Digital Verbum Edition
The defining feature of this textbook is the treatment of classical and New Testament Greek as one language using primary sources. All the example sentences the students will translate are real Greek sentences, half of which are taken from classical literature and philosophy and half of which are directly from the New Testament. The advantage of this approach is that it highlights the linguistic, literary, and historical connections between classical Greece and early Christianity. Rather than having students memorize isolated tables and artificial sentences, Michael Boler spent years combing through thousands of pages of literature, philosophy, and scripture to find short, powerful sentences that not only teach the grammatical concepts in each chapter, but also contain seeds of wisdom that will spark wonder and discussion.

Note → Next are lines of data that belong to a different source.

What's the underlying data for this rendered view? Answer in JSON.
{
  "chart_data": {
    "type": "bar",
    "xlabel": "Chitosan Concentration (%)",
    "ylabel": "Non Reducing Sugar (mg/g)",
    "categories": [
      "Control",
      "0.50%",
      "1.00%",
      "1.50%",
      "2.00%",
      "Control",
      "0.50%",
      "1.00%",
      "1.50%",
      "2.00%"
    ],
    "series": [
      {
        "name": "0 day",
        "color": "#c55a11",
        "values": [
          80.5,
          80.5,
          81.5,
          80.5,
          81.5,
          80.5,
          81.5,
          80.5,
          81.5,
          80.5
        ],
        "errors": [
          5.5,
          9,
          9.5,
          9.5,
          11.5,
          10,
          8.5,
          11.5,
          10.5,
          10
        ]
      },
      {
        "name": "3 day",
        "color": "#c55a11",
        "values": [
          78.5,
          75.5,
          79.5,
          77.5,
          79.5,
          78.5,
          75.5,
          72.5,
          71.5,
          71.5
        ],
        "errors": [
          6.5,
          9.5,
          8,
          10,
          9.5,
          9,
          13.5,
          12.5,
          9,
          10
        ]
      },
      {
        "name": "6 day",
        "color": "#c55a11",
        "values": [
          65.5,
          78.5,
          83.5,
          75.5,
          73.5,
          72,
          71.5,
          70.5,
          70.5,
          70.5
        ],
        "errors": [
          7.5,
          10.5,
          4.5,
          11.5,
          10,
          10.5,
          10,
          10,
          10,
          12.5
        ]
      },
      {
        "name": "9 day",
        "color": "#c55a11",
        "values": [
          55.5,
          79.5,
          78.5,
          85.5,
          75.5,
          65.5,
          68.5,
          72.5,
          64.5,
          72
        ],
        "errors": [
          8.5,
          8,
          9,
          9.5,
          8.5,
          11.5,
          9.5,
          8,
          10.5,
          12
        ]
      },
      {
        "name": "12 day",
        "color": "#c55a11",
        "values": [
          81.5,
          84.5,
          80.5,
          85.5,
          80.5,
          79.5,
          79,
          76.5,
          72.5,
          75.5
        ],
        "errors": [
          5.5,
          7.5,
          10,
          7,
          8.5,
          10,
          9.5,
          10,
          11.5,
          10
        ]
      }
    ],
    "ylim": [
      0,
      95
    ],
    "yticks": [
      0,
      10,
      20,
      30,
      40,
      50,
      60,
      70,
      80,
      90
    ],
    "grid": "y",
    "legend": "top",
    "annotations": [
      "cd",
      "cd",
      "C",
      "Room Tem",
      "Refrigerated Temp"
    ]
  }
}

Introduction to New Testament and Classical Greek is born out of classroom experience in a Catholic liberal arts university whose students were disappointed to be forced to choose between textbooks that taught classical Greek in isolation and ones that focused exclusively on the New Testament. By the end of this book, students will have read over 200 lines of scripture and an equal amount of ancient literature from Homer to Aristotle. They will also have the grammatical knowledge to continue to read classical and New Testament Greek. Each chapter contains a section at the end that delves deeply into the etymology and background of the words and passages encountered in the respective chapter. Professors will thus be able to use these chapters as a bridge to philosophical, theological, historical, and literary topics that will enrich the class.
Too often Greek students labor under the misconception that ‘classical’ and ‘Koine’ (or for that matter, pagan and Jewish/Christian) Greek are virtually distinct languages, when in fact they are simply the earlier and later forms of the same language as employed by people with different religious convictions. As a result, there is great need for a Greek textbook that teaches the language as a whole, in both its earlier and later forms, and includes reading selections from pagan and Jewish/Christian sources. Boler’s work fills this gap splendidly, and I am happy to recommend it.
—Donald Fairbairn, author of Understanding Language: A Guide for Beginning Students of Greek and Latin
The Classical and the Christian inhabited the same language and the same culture for hundreds of years, and yet no modern introductions to Greek reflect this reality. Finally, the biblical scholar will be able to situate scripture and the church fathers in their cultural, historical, and linguistic world. At last, the classical scholar will not be separated from hundreds of years of reception and commentary. Boler is to be commended for cutting the Gordian knot that Greek textbooks had worked themselves into.